The scope of this project was to design and implement a big data system that can provide credit scoring for companies that are not mandated to deposit a balance sheet (e.g., partnerships).
Each folder of the project corresponds to a step in the pipeline and is intended to run separately. A script has been provided to run all the layers.
Every step has been divided in three folders:
- Components, where the work not related to classes or data transportation is done;
- Model, where all the classes are located;
- Services, which aim is to handle data transportation between technologies;
This branch of the project works locally, for a containerized solution please refer to the branch "Docker-final-form".
This project is licensed with the GNU GENERAL PUBLIC LICENSE Version 3, 29 June 2007, for more information please refer to the file COPYING.
Below lies a brief description of what each layer does, for a more detailed explanation consult the readme of each folder.
Required technologies (whole pipeline):
- Python (the whole project was designed tested with Python 3.10 in mind);
- Redis;
- Zookeeper;
- Apache Kafka;
- Google Cloud Storage;
- An SQL server;
- A hosted frontend. Due to time constraints, we decided to use Anvil, so the frontend layer will be almost empty;
The aim of the source layer is to generate and categorize data. All documents are generated in the folder "components/reports". They are later parsed into json format and sent into a temporary storage (Redis).
An instance of Redis Server must run for this layer to work.
The aim of the ingestion layer is to fetch the parsed data, categorize and divide it. A Kafka message producer will extract the data from Redis and divide it into topics before sending it.
An instance of Zookeeper and Apache Kafka must run for this layer to work.
This layer will read the messages with a Kafka Listener and based on the topic it will upload them into an object storage bucket.
An instance of Zookeeper and Apache Kafka must run for this layer to work.
Since Google Cloud Storage has been chosen as an object storage, the credentials json must be downloaded into the "credentials" folder.

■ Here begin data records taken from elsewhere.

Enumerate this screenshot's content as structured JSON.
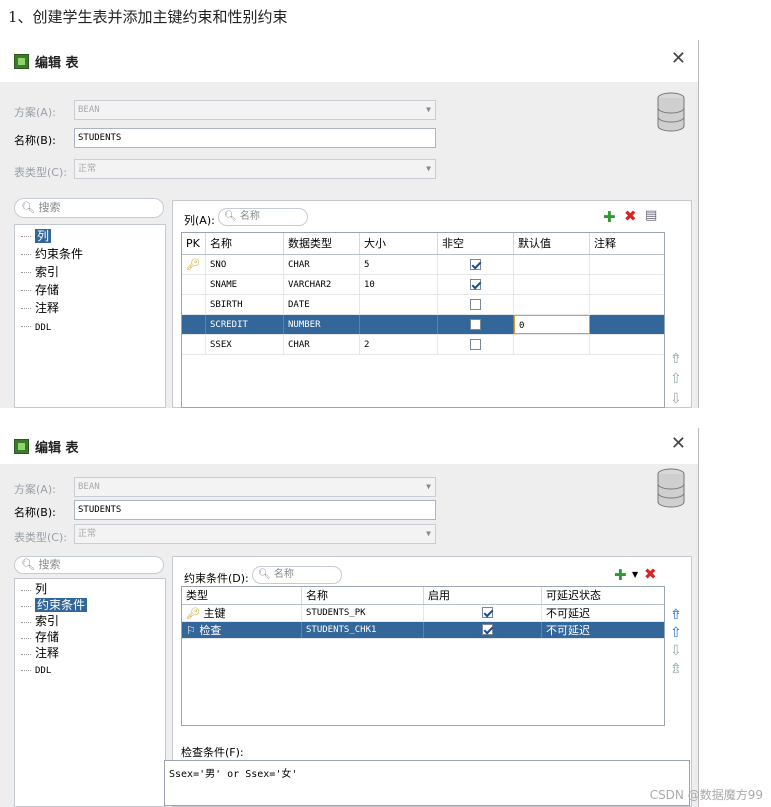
{
  "heading": "1、创建学生表并添加主键约束和性别约束",
  "dialog1": {
    "title": "编辑 表",
    "scheme_label": "方案(A):",
    "scheme_value": "BEAN",
    "name_label": "名称(B):",
    "name_value": "STUDENTS",
    "type_label": "表类型(C):",
    "type_value": "正常",
    "search_placeholder": "搜索",
    "tree": [
      "列",
      "约束条件",
      "索引",
      "存储",
      "注释",
      "DDL"
    ],
    "selected_tree": "列",
    "grid_label": "列(A):",
    "grid_search": "名称",
    "columns": [
      "PK",
      "名称",
      "数据类型",
      "大小",
      "非空",
      "默认值",
      "注释"
    ],
    "rows": [
      {
        "pk": true,
        "name": "SNO",
        "type": "CHAR",
        "size": "5",
        "notnull": true,
        "default": "",
        "comment": ""
      },
      {
        "pk": false,
        "name": "SNAME",
        "type": "VARCHAR2",
        "size": "10",
        "notnull": true,
        "default": "",
        "comment": ""
      },
      {
        "pk": false,
        "name": "SBIRTH",
        "type": "DATE",
        "size": "",
        "notnull": false,
        "default": "",
        "comment": ""
      },
      {
        "pk": false,
        "name": "SCREDIT",
        "type": "NUMBER",
        "size": "",
        "notnull": false,
        "default": "0",
        "comment": "",
        "selected": true
      },
      {
        "pk": false,
        "name": "SSEX",
        "type": "CHAR",
        "size": "2",
        "notnull": false,
        "default": "",
        "comment": ""
      }
    ]
  },
  "dialog2": {
    "title": "编辑 表",
    "scheme_label": "方案(A):",
    "scheme_value": "BEAN",
    "name_label": "名称(B):",
    "name_value": "STUDENTS",
    "type_label": "表类型(C):",
    "type_value": "正常",
    "search_placeholder": "搜索",
    "tree": [
      "列",
      "约束条件",
      "索引",
      "存储",
      "注释",
      "DDL"
    ],
    "selected_tree": "约束条件",
    "grid_label": "约束条件(D):",
    "grid_search": "名称",
    "columns": [
      "类型",
      "名称",
      "启用",
      "可延迟状态"
    ],
    "rows": [
      {
        "type": "主键",
        "name": "STUDENTS_PK",
        "enabled": true,
        "deferrable": "不可延迟"
      },
      {
        "type": "检查",
        "name": "STUDENTS_CHK1",
        "enabled": true,
        "deferrable": "不可延迟",
        "selected": true
      }
    ],
    "check_label": "检查条件(F):",
    "check_value": "Ssex='男' or Ssex='女'"
  },
  "watermark": "CSDN @数据魔方99"
}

This layer will fetch the records from the object storage, cleaning and preparing them for the database insertion.
An instance of Redis Server must run for this layer to work.
This layer will fetch the prepared data from redis and insert it into an SQL database.
An instance of Redis Server must run for this layer to work.
An instance of a mysql database also must run for this layer to work. We used a remote database server, so the code is expecting a file called "db-credentials.json" in the credentials' folder in order to work.
This layer will act as a broker between the front-end and the back-end of the application.
An instance of a mysql database also must run for this layer to work. We used a remote database server, so the code is expecting a file called "db-credentials.json" in the "credentials" folder in order to work.
As specified above, since the application is hosted in Anvil, the folder is currently devoided of working code.